Yesterday’s newsletter addressed the complex situation unfolding in Syria, and the conflicting reports about it. Hussein Aboubakr Mansour has a thoughtful explanation of what has happened, and how it has been misunderstood:
According to reports, the recent wave of violence was not a broad-based jihadist uprising against all [religious] minorities but a targeted, context-specific assault on the Alawite community along the Syrian coast. In one district alone, local sources reported that over 60 Alawite civilians were executed in a single night, contributing to an overall toll of more than a thousand dead in just a few days. It was a sweeping wave of violence and revenge killings in the Alawite strongholds like Latakia and Tartus.
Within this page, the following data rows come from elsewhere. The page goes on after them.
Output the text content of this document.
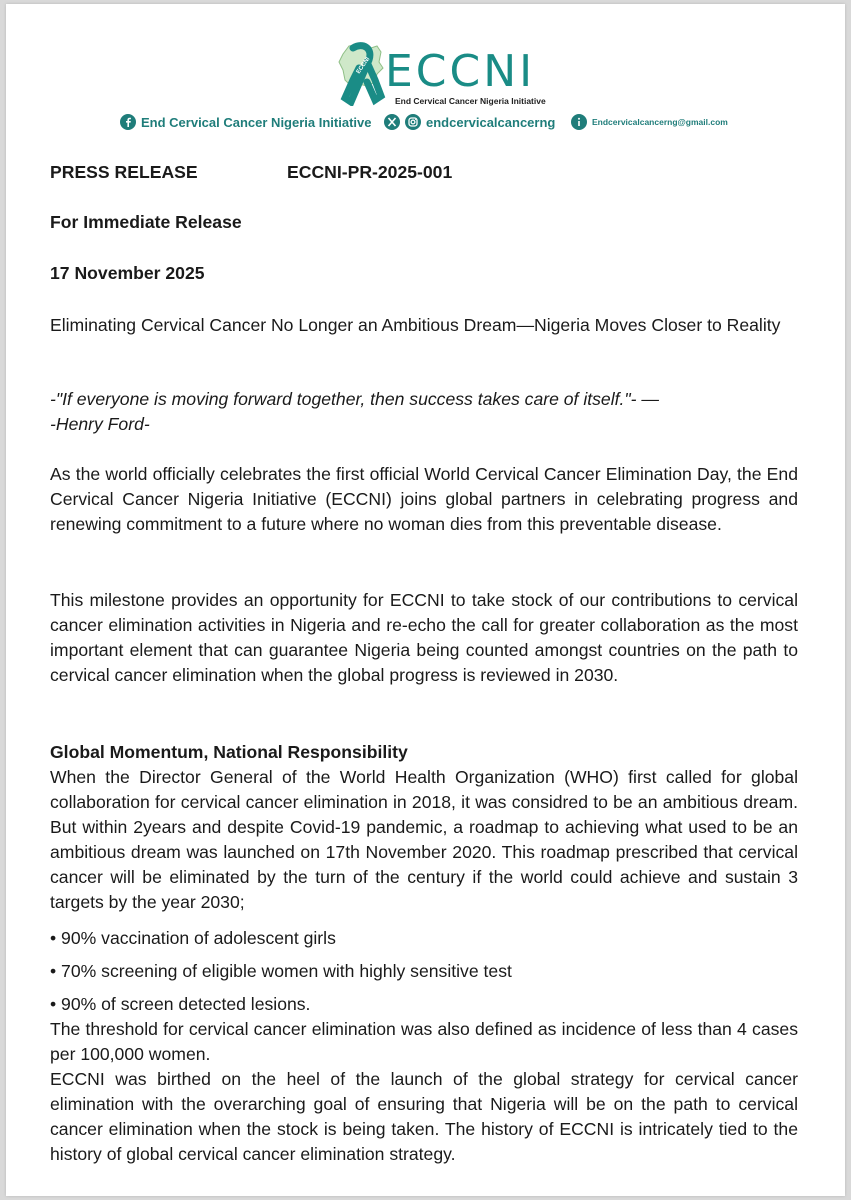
ECCNI ECCNI
End Cervical Cancer Nigeria Initiative
End Cervical Cancer Nigeria Initiative	endcervicalcancerng	Endcervicalcancerng@gmail.com
PRESS RELEASE	ECCNI-PR-2025-001
For Immediate Release
17 November 2025
Eliminating Cervical Cancer No Longer an Ambitious Dream—Nigeria Moves Closer to Reality
-"If everyone is moving forward together, then success takes care of itself."- —
-Henry Ford-
As the world officially celebrates the first official World Cervical Cancer Elimination Day, the End Cervical Cancer Nigeria Initiative (ECCNI) joins global partners in celebrating progress and renewing commitment to a future where no woman dies from this preventable disease.
This milestone provides an opportunity for ECCNI to take stock of our contributions to cervical cancer elimination activities in Nigeria and re-echo the call for greater collaboration as the most important element that can guarantee Nigeria being counted amongst countries on the path to cervical cancer elimination when the global progress is reviewed in 2030.
Global Momentum, National Responsibility
When the Director General of the World Health Organization (WHO) first called for global collaboration for cervical cancer elimination in 2018, it was considred to be an ambitious dream. But within 2years and despite Covid-19 pandemic, a roadmap to achieving what used to be an ambitious dream was launched on 17th November 2020. This roadmap prescribed that cervical cancer will be eliminated by the turn of the century if the world could achieve and sustain 3 targets by the year 2030;
• 90% vaccination of adolescent girls
• 70% screening of eligible women with highly sensitive test
• 90% of screen detected lesions.
The threshold for cervical cancer elimination was also defined as incidence of less than 4 cases per 100,000 women.
ECCNI was birthed on the heel of the launch of the global strategy for cervical cancer elimination with the overarching goal of ensuring that Nigeria will be on the path to cervical cancer elimination when the stock is being taken. The history of ECCNI is intricately tied to the history of global cervical cancer elimination strategy.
These grim numbers expose a carefully orchestrated massacre—an event that ignited an already volatile powder keg of sectarian resentment.
But also, this latest bloodshed is a continuation of decades of civil war, internal power struggles, [and] deep-seated anti-Alawite grievances as much as it is an outcome of external influences and jihadist mass murderers. . . . The Iranians very well could be the instigators behind these events due to the stakes their axis has in Syria.
Israel has substantial reasons for apprehension, not least because of the recent massacres perpetrated by Gaza-based jihadists—who, in certain historical contexts, have been considered even more moderate than the current strain of jihad from which HTS, [the group now ruling Syria], emerges. Israel’s worst fear is the replacement of Shiite jihad with a more unpredictable Sunni jihad on its northern border or the emergence of an Islamist, pro-Turkish Syria. Such scenarios, arguably among the worst imaginable, have informed Israeli strategic decisions, including airstrikes aimed at eliminating Syrian military capabilities after Assad’s fall.
Ron Ben-Yishai, meanwhile, provides a more detailed examination of Israel’s actions. The bottom line:
Israel is observing from the sidelines, enforcing its policies primarily through its air force, and is transparent about its preference for Syria to become a federation. While Israel has no intention of occupying the country, Benjamin Netanyahu and Defense Minister Israel Katz aim to shape a new demilitarized reality south of Damascus near Israel’s border.